The SMALL is beautiful theme is popping up again. Here are a few worthwhile and thought-provoking posts that I'll jump into over the next week.
Sitting at my church's leadership meeting last night, I got to thinking. I'm privy to about three churches and one spiritual center's financial situation (it tends to be public information for non-profits). The first thing that crosses your mind is that maybe they ought to have an MBA on staff. Hearing of half a million dollars in operating deficit for 2004 is not unheard of. (You have no idea the insane cost of doing business in the San Francisco Bay area.)
When I got over that fleeting MBA-as-savior idea, I realized that they are all geared up to serve megachurch congregrations with their own multi-million dollar grounds and advertising and enterprise-like infrastructure.
In other words, they're set up for BIG. MBAs train for BIG. Most business books will advise you on BIG. Yet you often simply cannot take BIG ideas and transfer them directly to SMALL without disasterous results. You often need completely new thinking.
One church gets 250 in their congregration on an average Sunday, yet their infrastructure is capable of handling up 800. The real problem: All their fixed costs are set up for 800. Ouch. The other church gets about 60 average, but is set up for about 250 people. Not only do should you be able to nimbly scale up your time and resources, you need to be able to scale down. Up, down, across, sideways, whatever it takes - you have to be able to adapt flexibly and quickly. Some of these churches are having to sell property and assets to survive. And we don't know if they'll make it.
And then it hit me...
As I walked out of the meeting, I realized this blog has significantly more readers than two of these congregations combined and my deficit is thankfully less than half mil. It's almost scary, but there is so much leverage in SMALL than even I'd realized. All of a sudden, I was overwhelmed with a sense of responsibility. If I've ever given thought (I have) to being an ordained reverend, the fact that I was reaching more people than most churches do should qualm those desires. Anyway, rather than head up a church, my viewpoint sums up to:
"You can preach a better sermon with your life than with your lips."
— Oliver Goldsmith
Anyhow, I'll be tackling common misperceptions and myths around being small.

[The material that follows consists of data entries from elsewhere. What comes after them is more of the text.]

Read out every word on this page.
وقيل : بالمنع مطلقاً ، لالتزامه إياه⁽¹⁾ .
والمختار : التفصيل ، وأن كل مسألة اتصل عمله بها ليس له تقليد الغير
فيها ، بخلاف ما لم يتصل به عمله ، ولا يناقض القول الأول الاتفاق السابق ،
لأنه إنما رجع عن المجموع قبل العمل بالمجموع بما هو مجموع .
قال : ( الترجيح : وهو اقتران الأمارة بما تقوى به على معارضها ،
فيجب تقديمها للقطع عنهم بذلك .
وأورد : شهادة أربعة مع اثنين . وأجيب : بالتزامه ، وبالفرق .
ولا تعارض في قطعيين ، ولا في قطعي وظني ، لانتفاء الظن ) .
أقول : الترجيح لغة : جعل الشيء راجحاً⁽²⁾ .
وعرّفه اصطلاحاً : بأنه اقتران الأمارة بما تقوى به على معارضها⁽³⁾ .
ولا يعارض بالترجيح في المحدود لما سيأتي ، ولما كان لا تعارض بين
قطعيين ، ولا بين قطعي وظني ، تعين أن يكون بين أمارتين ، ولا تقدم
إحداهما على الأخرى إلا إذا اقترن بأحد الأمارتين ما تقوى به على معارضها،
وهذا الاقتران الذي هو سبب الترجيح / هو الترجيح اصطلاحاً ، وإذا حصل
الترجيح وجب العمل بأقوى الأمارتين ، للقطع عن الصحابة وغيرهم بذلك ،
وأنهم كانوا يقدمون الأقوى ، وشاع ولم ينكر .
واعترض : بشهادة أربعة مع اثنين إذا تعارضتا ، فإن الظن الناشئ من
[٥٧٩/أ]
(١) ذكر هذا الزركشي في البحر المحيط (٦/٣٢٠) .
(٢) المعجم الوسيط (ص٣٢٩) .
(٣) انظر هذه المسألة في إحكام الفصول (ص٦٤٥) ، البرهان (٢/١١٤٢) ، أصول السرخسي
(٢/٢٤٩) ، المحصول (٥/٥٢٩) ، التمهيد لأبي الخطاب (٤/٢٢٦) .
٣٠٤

Today's Myth: "Small means that you can answer email from your customer." If I wasn't feeling so, uh, guilty, this would be hilarious. J.D. Lasica recently blogged that he was about 3000 emails behind. Fred Wilson mentioned he was thinking about declaring email bankruptcy. I don't have a solution myself, but email is an insatiable time monster no matter what your size.
Next: Authenticity is a given in SMALL. For instance, Seth says: "Small means you can tell the truth on your blog."
Next after that: The difference between hype and buzz triggered by Business 2.0's insistence on wedding hype (and blogs) with "instant companies."